Called to be Peacemakers

CBCEW

A new document on disarmament and the ethical use of weapons has been released by the International Affairs department of the Catholic Bishops’ Conference of England and Wales.

 Called to be Peacemakers is a document that presents a Catholic approach to arms control and disarmament.

 The document argues that if Catholics are to take up Christ’s call to stand as peacemakers in our troubled world, an integral part of this mission involves working to limit the proliferation of weapons and to advance the cause of global disarmament.

 “There’s an urgent need for us, as Christians, to advocate for an end to violence and war in our world today,” said Bishop Nicholas Hudson, newly-elected Chair of the International Affairs department. “More than 140,000 people are killed each year due to armed conflict, not to mention the wider impacts of war, such as restricted access to clean water, food, healthcare and basic services.

 “Called to be Peacemakers presents the arguments for disarmament – in terms of both conventional and nuclear weaponry – through a Catholic lens informed by Catholic social teaching.

 “Vast sums of public money are spent on weaponry.
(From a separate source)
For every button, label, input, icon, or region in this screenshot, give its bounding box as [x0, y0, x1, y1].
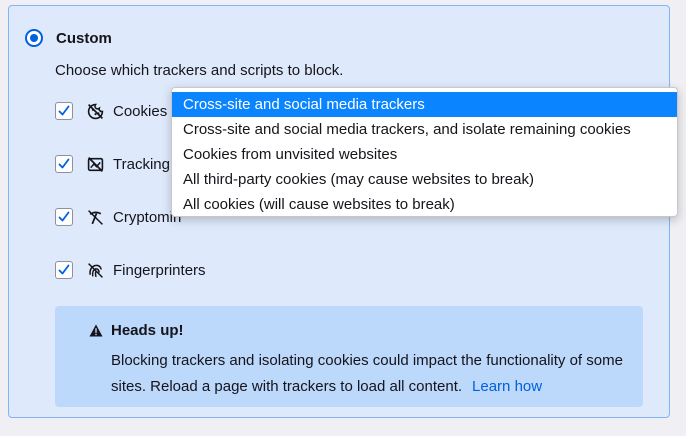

One can legitimately argue that these funds could be better used to alleviate hardship and promote the common good of humanity.

 “This is a challenging time for the global community and we are called to promote peace and unity among nations – both seeking an end to war and at the same time addressing some of the greatest humanitarian challenges of our time such as the impact of climate change. No country acting on its own can solve these problems.”

 Called to be Peacemakers stresses that every human life lost to violence and conflict is a tragedy for our universal family. It examines three main areas:

 The Church’s call for nuclear disarmament

We have a particular responsibility to respond to Pope Francis’ call to counter the logic of fear with the ethic of responsibility, to foster a climate of trust and dialogue.

 The Church’s call for General and Complete Disarmament

This does not mean the removal of literally all weaponry and defence capabilities. Rather, it is about eliminating weapons of mass destruction, regulating conventional arms, lowering military spending, and strengthening mechanisms for peace.

 The Church’s call to put emerging technology at the service of humanity

Until a binding treaty ensuring the human supervision of lethal autonomous weapons systems is negotiated, the Church supports enforcing a moratorium on the development and use of such weapons.

 Each of these sections concludes with a series of action points.

 Co-author Bishop William Kenney, a long-term opponent of nuclear weapons, said that courageous decisions should be taken on a global scale:

“I would echo Pope Francis’ call that now is the time to counter the logic of fear with the ethic of responsibility. Nations have a right to defend themselves, it is even in the Gospel, the man who keeps watch will stop the burglar coming. But that right should not be extended. Global cooperation is needed when it comes to meaningful disarmament, and we must foster a climate of trust and sincere dialogue.”

 The department bishops are also concerned about fast-developing autonomous weaponry and the ethics around how they are used, particularly weapons programmed to identify and attack targets without the need for further human intervention.

 Bishop Declan Lang, former chair of the International Affairs department, said:

 “Globally we have been too slow to acknowledge the immorality of different forms of weaponry such as Chemical or Blinding Laser Weapons. We must learn from this and work towards a global moratorium on the development and use of Lethal Autonomous Weapons Systems (LAWS). We cannot abdicate our moral responsibilities.”